Ojalá nieve en Navidad...



     Ágata, a sus setenta y cinco años de edad, nunca había visto la nieve de verdad. 

     En Navidad le encantaba ver las típicas películas navideñas, donde las casas eran un espectáculo de luces multicolores y los pueblos estaban abrigados con una manta blanca impoluta. 

     Sus nietos se reían porque cuando hacía mucho frío, siempre decía, hoy sí, estoy segura de que va a caer una nevada impresionante, porque como decía mi abuelita Puri, mujer muy sabia, cuándo mi bola de nieve se ilumine nevará en Castella de Norbes... 

     —Abuela, enséñanos tu bola —le decían los críos risueños. 

     Y ella iba a su habitación a buscar la bola de nieve. La traía entre sus dos manos, como un gran tesoro y la agitaba varias veces y todos miraban embelesados como caía la nieve encima del decorado que había en su interior. Todos esperaban la magia, ver la bola iluminada. 



     —Es muy bonita abuela, ¿me la regalas? —le decía Elba llena de ilusión. 

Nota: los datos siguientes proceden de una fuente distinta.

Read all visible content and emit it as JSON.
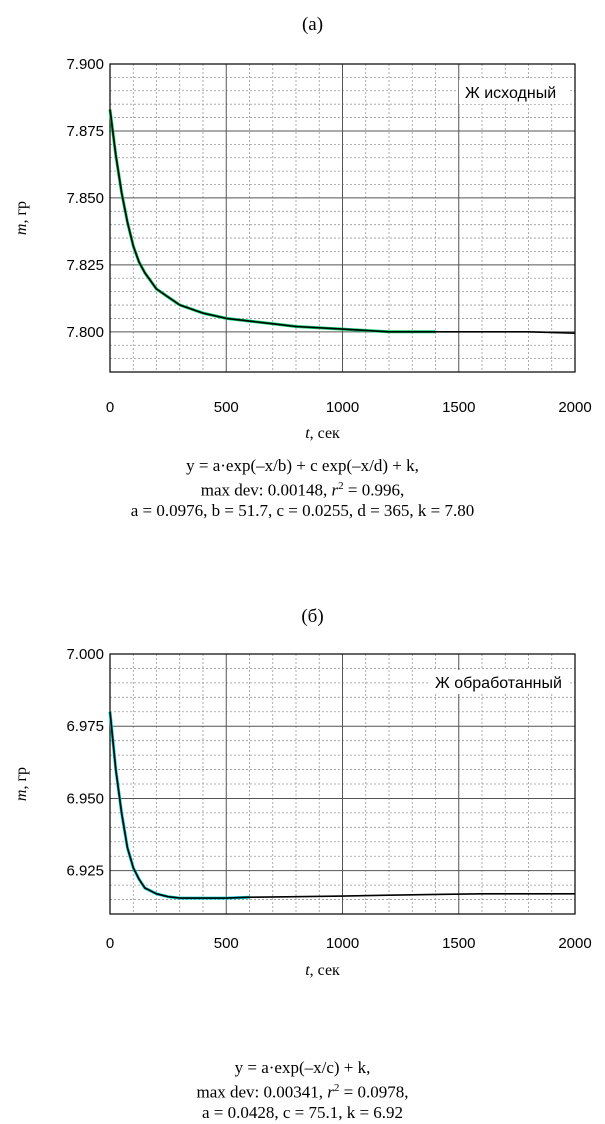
{
  "chart_data": [
    {
      "type": "line",
      "panel_label": "(а)",
      "legend_label": "Ж исходный",
      "ylabel": "m, гр",
      "xlabel": "t, сек",
      "xlim": [
        0,
        2000
      ],
      "ylim": [
        7.785,
        7.9
      ],
      "x_ticks": [
        0,
        500,
        1000,
        1500,
        2000
      ],
      "x_tick_labels": [
        "0",
        "500",
        "1000",
        "1500",
        "2000"
      ],
      "y_ticks": [
        7.8,
        7.825,
        7.85,
        7.875,
        7.9
      ],
      "y_tick_labels": [
        "7.800",
        "7.825",
        "7.850",
        "7.875",
        "7.900"
      ],
      "grid": true,
      "series": [
        {
          "color": "#000000",
          "x": [
            0,
            25,
            50,
            75,
            100,
            125,
            150,
            200,
            250,
            300,
            400,
            500,
            600,
            700,
            800,
            1000,
            1200,
            1400,
            1600,
            1800,
            2000
          ],
          "y": [
            7.883,
            7.866,
            7.852,
            7.841,
            7.832,
            7.826,
            7.822,
            7.816,
            7.813,
            7.81,
            7.807,
            7.805,
            7.804,
            7.803,
            7.802,
            7.801,
            7.8,
            7.8,
            7.8,
            7.8,
            7.7995
          ]
        },
        {
          "color": "#00cc66",
          "x": [
            0,
            25,
            50,
            75,
            100,
            125,
            150,
            200,
            250,
            300,
            400,
            500,
            600,
            700,
            800,
            1000,
            1200,
            1400
          ],
          "y": [
            7.883,
            7.866,
            7.852,
            7.841,
            7.832,
            7.826,
            7.822,
            7.816,
            7.813,
            7.81,
            7.807,
            7.805,
            7.804,
            7.803,
            7.802,
            7.801,
            7.8,
            7.8
          ]
        }
      ],
      "formula": {
        "line1": "y = a·exp(–x/b) + c exp(–x/d) + k,",
        "line2": "max dev: 0.00148, r2 = 0.996,",
        "line3": "a = 0.0976, b = 51.7, c = 0.0255, d = 365, k = 7.80"
      }
    },
    {
      "type": "line",
      "panel_label": "(б)",
      "legend_label": "Ж обработанный",
      "ylabel": "m, гр",
      "xlabel": "t, сек",
      "xlim": [
        0,
        2000
      ],
      "ylim": [
        6.91,
        7.0
      ],
      "x_ticks": [
        0,
        500,
        1000,
        1500,
        2000
      ],
      "x_tick_labels": [
        "0",
        "500",
        "1000",
        "1500",
        "2000"
      ],
      "y_ticks": [
        6.925,
        6.95,
        6.975,
        7.0
      ],
      "y_tick_labels": [
        "6.925",
        "6.950",
        "6.975",
        "7.000"
      ],
      "grid": true,
      "series": [
        {
          "color": "#000000",
          "x": [
            0,
            25,
            50,
            75,
            100,
            125,
            150,
            200,
            250,
            300,
            400,
            500,
            600,
            800,
            1000,
            1200,
            1400,
            1600,
            1800,
            2000
          ],
          "y": [
            6.98,
            6.96,
            6.945,
            6.933,
            6.926,
            6.922,
            6.919,
            6.917,
            6.916,
            6.9155,
            6.9155,
            6.9155,
            6.9158,
            6.916,
            6.9162,
            6.9165,
            6.9168,
            6.917,
            6.917,
            6.917
          ]
        },
        {
          "color": "#00cccc",
          "x": [
            0,
            25,
            50,
            75,
            100,
            125,
            150,
            200,
            250,
            300,
            400,
            500,
            600
          ],
          "y": [
            6.98,
            6.96,
            6.945,
            6.933,
            6.926,
            6.922,
            6.919,
            6.917,
            6.916,
            6.9155,
            6.9155,
            6.9155,
            6.9158
          ]
        }
      ],
      "formula": {
        "line1": "y = a·exp(–x/c) + k,",
        "line2": "max dev: 0.00341, r2 = 0.0978,",
        "line3": "a = 0.0428, c = 75.1, k = 6.92"
      }
    }
  ]
}
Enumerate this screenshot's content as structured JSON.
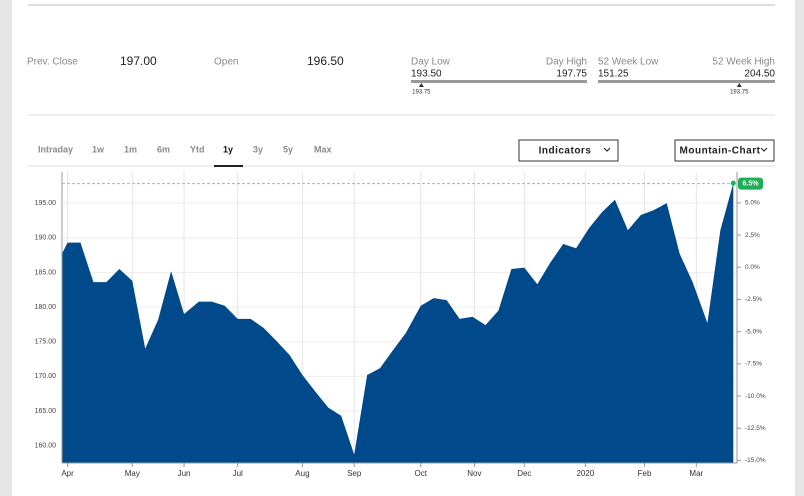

     —Algún día... —le respondía. 

     Llegó el día de Navidad, estaban todos enfrascados con los preparativos, mama, papá y la abuela con la comida, el tío Alberto encendiendo la chimenea, las tías adornando la mesa y cotilleando y la chiquillería corriendo de aquí para allá con sus juguetes nuevos. 

     Elba aprovechó el bullicio para escabullirse y entró a la habitación de la abuela, encontró la preciada bola de cristal y la agitó con tan mala suerte que se resbaló entre sus pequeños dedos, cayendo, rompiéndose en mil pedacitos, cristal por todos lados, el agua derramada, la nieve apelmazada por todo el suelo. La niña sobresaltada, con un nudo en la garganta que no le dejaba ni llorar, se hincó en el suelo de rodillas, se puso las manos en el corazón y empezó a rezar. 

     —Por favor, Dios de la Navidad, ayúdame, me van a castigar, ha sido sin querer, yo sólo quería ver si se iluminaba la bola para que el deseo de mi abuela se cumpliese. Ayúdame, por favor, sé que no podré encontrar una bola igual, no permitas que la abuela me deje de querer... 

     Entonces, una gota salada bañó su ojo derecho, resbalando por su cara y cayendo encima de los puntitos de blancos de la falsa nieve, éstos se fueron separando uno a uno, convirtiéndose en bolitas diminutas plateadas que brillaron como estrellas y flotaron delante de la pequeña. 

     En el piso de abajo, se empezaron a oír chilliditos y risas. 

     La abuela gritó: 
     —¡Elba, ven, corre, te lo estás perdiendo, está nevando!